Como professores, temos um
compromisso social: injetar na sociedade seres humanos com algumas habilidades
desenvolvidas e com a motivação à flor da pele. Pessoas que farão descobertas nas
várias áreas, seja na saúde ou na física; umas que implementarão políticas
públicas de relevância; outras que cuidarão de doentes de forma digna; outras
ainda que acabarão tão tocadas pela conduta do professor que quererão tornar-se
um, repassando o que aprenderam – não por genética, mas por influência do meio
– com o mesmo encanto com que foram envolvidos no colégio.
É tempo de nos perguntarmos: o
que estamos formando? Entendo que, na maioria das escolas públicas do país,
falta estrutura para ensinar Ciências. Não há um Clube de Ciências. Pior do que
isso: não há laboratório equipado. Nem de Biologia, nem de Química, nem de
Física, muito menos de Línguas. Não há sequer uma sala equipada para o ensino
da Matemática. Aliás, não é incomum faltar giz e apagador na sala de aula. Data show? Tem que marcar um dia com
duas semanas de antecedência porque só tem um para a escola inteira e, ainda
assim, o professor corre o risco de chegar no dia D preparado e não poder
ministrar sua aula com o recurso que reservou no prazo exigido.

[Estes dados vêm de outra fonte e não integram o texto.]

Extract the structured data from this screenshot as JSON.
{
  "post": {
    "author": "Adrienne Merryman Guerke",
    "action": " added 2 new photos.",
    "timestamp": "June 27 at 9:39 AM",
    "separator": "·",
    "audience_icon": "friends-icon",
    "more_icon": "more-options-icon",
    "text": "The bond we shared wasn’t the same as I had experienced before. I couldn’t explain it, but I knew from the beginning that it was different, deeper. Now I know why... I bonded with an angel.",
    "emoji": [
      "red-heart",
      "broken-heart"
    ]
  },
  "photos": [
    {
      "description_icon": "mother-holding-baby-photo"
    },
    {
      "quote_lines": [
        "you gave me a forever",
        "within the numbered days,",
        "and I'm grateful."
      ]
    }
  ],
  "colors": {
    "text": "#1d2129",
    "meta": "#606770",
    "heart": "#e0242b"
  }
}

Ainda assim, precisamos pensar no
que estamos formando. Tendo ou não a estrutura desejável para ensinar, encantar
e orientar, precisamos fazê-lo. Nem todos os grandes cientistas tiveram facilidade
para serem o que são. Uns tiveram que lidar ainda na adolescência com o fato de
a família estar indo à ruína por conta da perda do pai. Outros tiveram de ir
contra a maré do meio em que viviam marginalizados e em direção ao mundo do
crime até alcançarem o estrelato científico. O próprio Mendel não conseguiu nem
ser pároco; desiludido foi ser professor, mas não conseguiu ser classificado no
exame necessário para que se pudesse lecionar e, ainda assim, iniciou seus
estudos sobre hereditariedade em 1856 que só seriam alcançados pela comunidade
científica em 1900.
Ao desempenhar a função de
professor diante de um cenário nada amigável para o ensino, temos de usar a
adversidade para fortalecer o aluno e fazê-lo chegar, se não ao prêmio Nobel, a
uma profissão e a uma conduta ética, ambas transformadoras de seu tempo e da
sociedade em que vive. Essa é a maior herança que podemos lhes dar!